State, county and municipal governments need revenue to provide services for their residents. To pay for schools, roads, maintenance, police and fire protection, among other things, revenue must be raised in the form of taxes. Though some may use income and sales tax as a form of revenue collection, property taxes are the most common types of taxes at these levels of government.
Almost all real estate property taxes are determined by using a calculator for taxes on the value of the property multiplied by a tax rate set by the government. These types of taxes are known as ad valorem taxes. The tax rate is commonly referred to as a mill levy, or X amount of tax per $1,000 of valuation. If the taxing government has a rate of $8 per $1,000 of valuation, it is said to have a rate of 8 mills.
Valuation of Property
The government tax assessor will periodically value, or appraise the properties in the taxing district. The authority may send out a questionnaire to property owners, asking specific information on the property.
Valuations are made based on several factors, including:
- Lot size;
- Square footage of improvements, such as homes, buildings or garages;
- Quality of materials used in construction;
- Number of bedrooms, baths, etc;
- Type of foundation;
- Property fencing, decks, patios, etc.
Property will then be compared to recent property sales in the area. The tax assessor will attempt to compare the property to be assessed as close as possible to those sold recently. If there are differences between the sale property and the assessed property, adjustments can be made to the valuation.
After the property is valued the tax rate is applied to determine the tax. Some taxing authorities may apply the mill levy to the entire value of the property, or a percentage of the valuation. After the rate is applied, exemptions may be offered by the government. An exemption can either reduce the gross tax amount or tax at a lesser percentage.
If improvements need to be made to an area of properties, such as for sidewalks, curbs or sewers, the government will charge a special assessment. The assessment is usually only paid by the property owners receiving the improvement, rather than the entire city or town. The special assessments are usually paid over a number of years.

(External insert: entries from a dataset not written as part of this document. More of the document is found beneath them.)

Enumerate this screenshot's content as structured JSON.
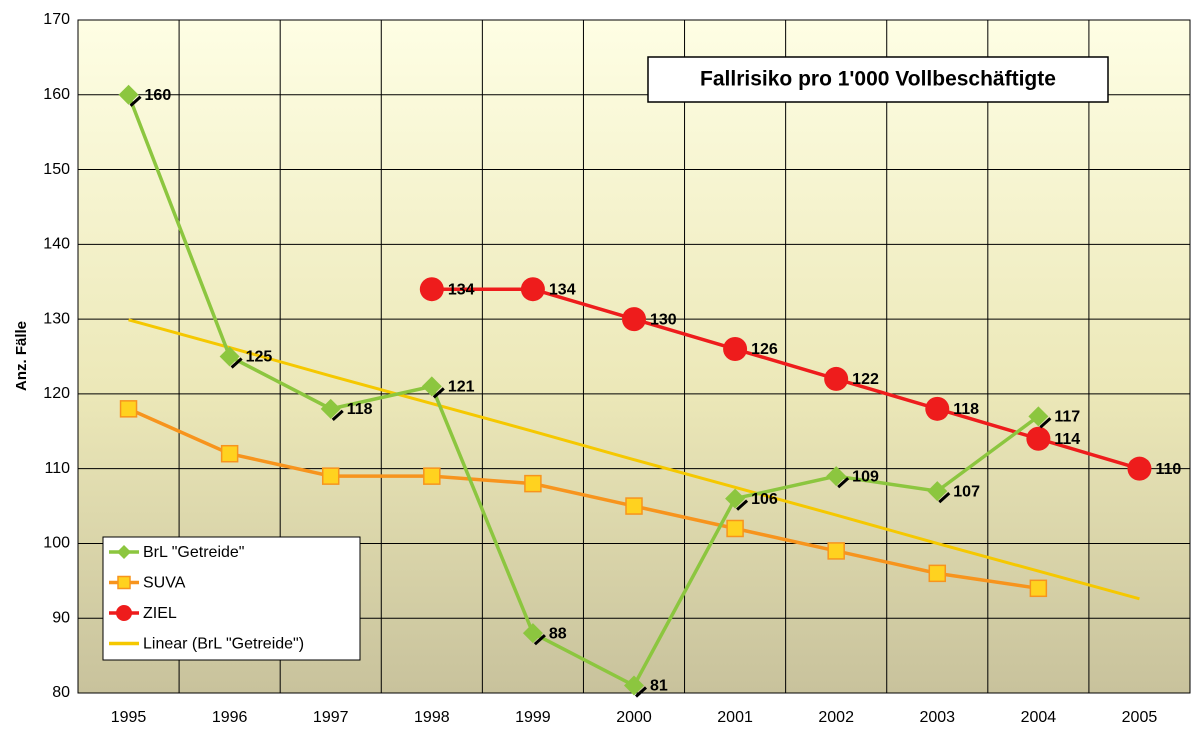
{
  "chart_data": {
    "type": "line",
    "title": "Fallrisiko pro 1'000 Vollbeschäftigte",
    "y_label": "Anz. Fälle",
    "categories": [
      "1995",
      "1996",
      "1997",
      "1998",
      "1999",
      "2000",
      "2001",
      "2002",
      "2003",
      "2004",
      "2005"
    ],
    "series": [
      {
        "name": "BrL \"Getreide\"",
        "color": "#8cc63f",
        "marker": "diamond",
        "labels": true,
        "values": [
          160,
          125,
          118,
          121,
          88,
          81,
          106,
          109,
          107,
          117,
          null
        ]
      },
      {
        "name": "SUVA",
        "color": "#f7941d",
        "marker": "square",
        "labels": false,
        "values": [
          118,
          112,
          109,
          109,
          108,
          105,
          102,
          99,
          96,
          94,
          null
        ]
      },
      {
        "name": "ZIEL",
        "color": "#ee1c1c",
        "marker": "circle",
        "labels": true,
        "values": [
          null,
          null,
          null,
          134,
          134,
          130,
          126,
          122,
          118,
          114,
          110
        ]
      },
      {
        "name": "Linear (BrL \"Getreide\")",
        "color": "#f5c800",
        "marker": "none",
        "labels": false,
        "values": [
          129.9,
          126.2,
          122.4,
          118.7,
          115.0,
          111.2,
          107.5,
          103.8,
          100.0,
          96.3,
          92.6
        ]
      }
    ],
    "ylim": [
      80,
      170
    ],
    "yticks": [
      80,
      90,
      100,
      110,
      120,
      130,
      140,
      150,
      160,
      170
    ],
    "grid": true,
    "legend": "lower left"
  }
}
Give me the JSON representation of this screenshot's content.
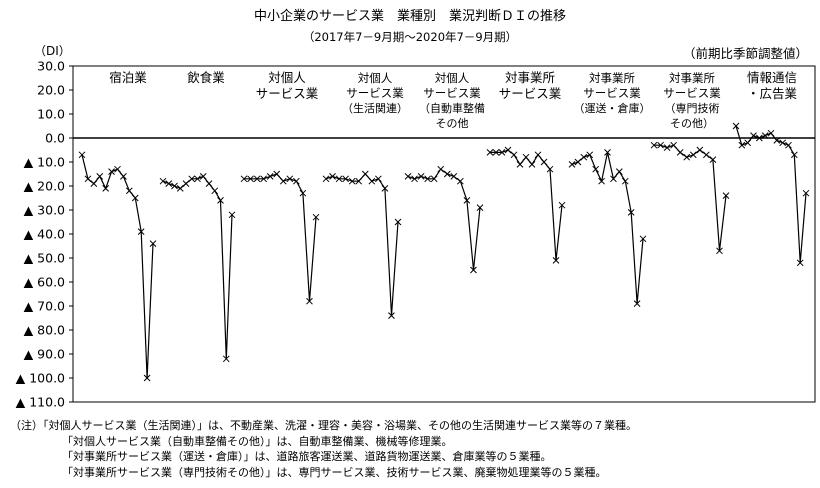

Payment and Protest of Taxes
Tax bills are usually sent twice per year. The months in which the tax bills are sent vary by state, but are usually spaced 6 months apart. They are required to be paid a month or so after receipt. Failure to pay timely subjects the owner to interest and penalties. If the taxes remain delinquent for too long, the government has the right to seek a tax sale of the property to pay the delinquent taxes.
If a property owner does not believe the tax amount is correct, there is a right to protest the amount assessed. Though once in a while the wrong tax rate may be applied, or a tax exemption was not credited, the most common form of protest is that the valuation of the property is incorrect.
To properly fight a tax bill, the property owner will need to determine how the property was valued, and point out incorrect methods of valuing. The owner will need to find the recent sale properties used by the authority in appraising the property and show the government authority why the property chosen differs from their property.
Property Tax Loans
Many property owners are now using the services of property tax loan companies to cover property taxes. Often the interest paid on the loan is less than the penalties and interest charged by the taxing authority. In addition, because the taxes become current, there is no risk of a tax sale on the property, nor does a delinquent tax show up on the owner's credit report.